The kitchen, led by chefs Emily Crawford and Kyle Wisner, is integral to the space. One Sunday I watched a prep cook wrap a huge batch of cultured butter in cheesecloth. It has an almost cheesy tang that elevates scrambled eggs to a whole new realm. Sweetened with chopped dates and slathered generously on thick-cut slices of sourdough toast, it’s my idea of breakfast, chased with neighbor Caffé Umbria’s bold coffee.
“We use a lot of butter,” said the staffer at the butcher-block counter displaying pastry chef Sarah Ellsworth’s splendid baked goods, among them big-shouldered croissants; caramelized kouign amann; andfragrant cardamom cake sizzling with spice.
Cultured dairy warrants its own section on the brunch menu. Baby beets, chopped roasted rhubarb and crunchy toasted emmer trailed across an ivory pool of house-cultured whole-milk yogurt.
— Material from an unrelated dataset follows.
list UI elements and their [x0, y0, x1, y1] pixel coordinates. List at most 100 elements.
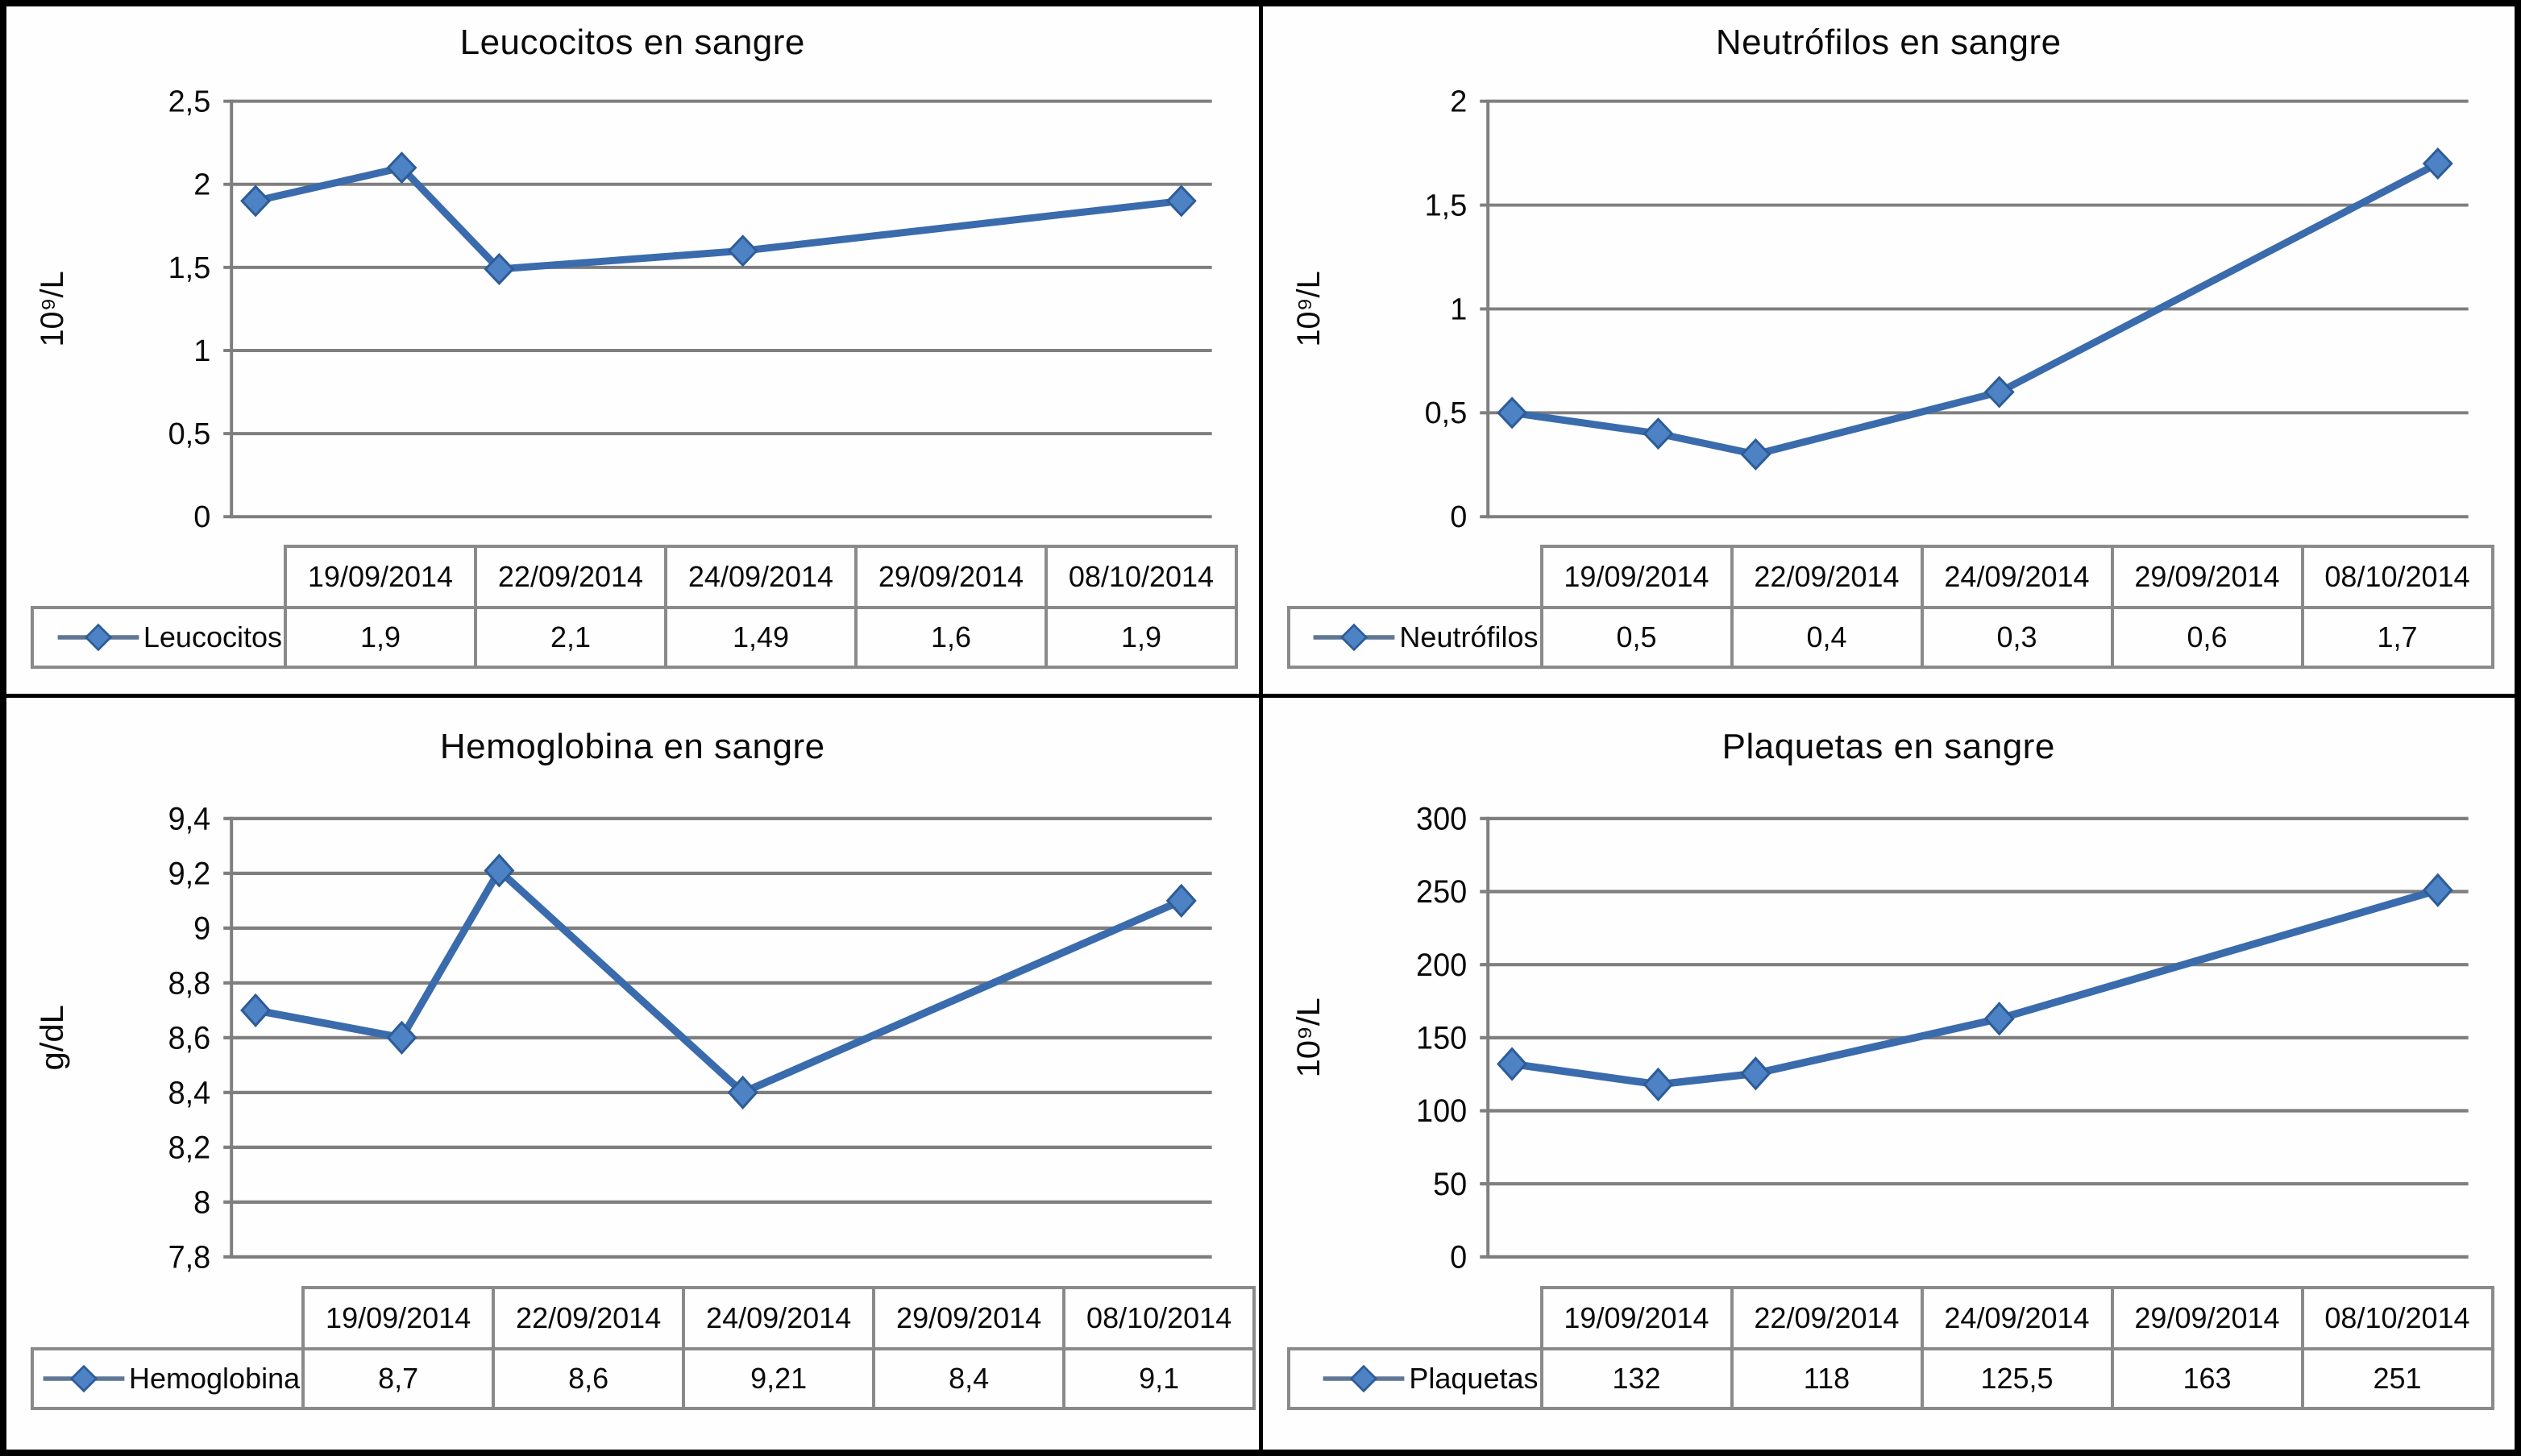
y-tick-label: 0	[193, 500, 210, 534]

Crème fraîche added a pleasingly sour dimension to lush king salmon lox, sea beans and fresh dill arranged over pillowy, caraway-scented fry bread.
Weekday lunch runs to soups, salads and shareable plates. Full-service lunch lasts until 3 p.m. on weekdays, but the cold case remains stocked until closing for counter service or take-away. (The Little London Plane, a wine bar with snacks, stays open later at the other end of the block.)
At lunch, as at brunch, simplicity and superior ingredients reign. A light tomato sauce moistened savory pork meatballs. Roasted leg of lamb, tender, rosy slices imbued with lemon and herbs, was served cold with a dollop of luxurious tzatziki.
Cured anchovies and picholine olive tapenade held a creamy white cliff of buffalo mozzarella in a bold, briny embrace. Oil-poached local albacore was slightly dry, but nothing a lube job with lemon and charmoula sauce couldn’t remedy.
Several dishes amounted to an exaltation of vegetables. Cumin and clove warmed a chilled soup of carrot tops and cauliflower. Ginger and lime jazzed shavings of raw golden beet, carrot, fennel and radish.
Grassy nettle and herb pesto wove through a glorious pasta salad composed of roast chicken, feta, walnuts, lentils and tiny quills of trofie noodles. Castelfranco radicchio figured prominently in an opulent chickpea-studded chicory salad, its bitter edge smoothed with tahini-enriched apple cider dressing.
It’s tough to leave The London Plane empty-handed. One day I took home a sourdough round (available Tuesday-Saturday after noon, $7) and a trio of spreads: raita with roasted spring onion, cashew-thickened red pepper hummus and bright beet hummus tart with pomegranate syrup. That night for dinner, I set out the spreads with slices of bread, poured a glass of wine, put up my slippered feet and turned on the TV.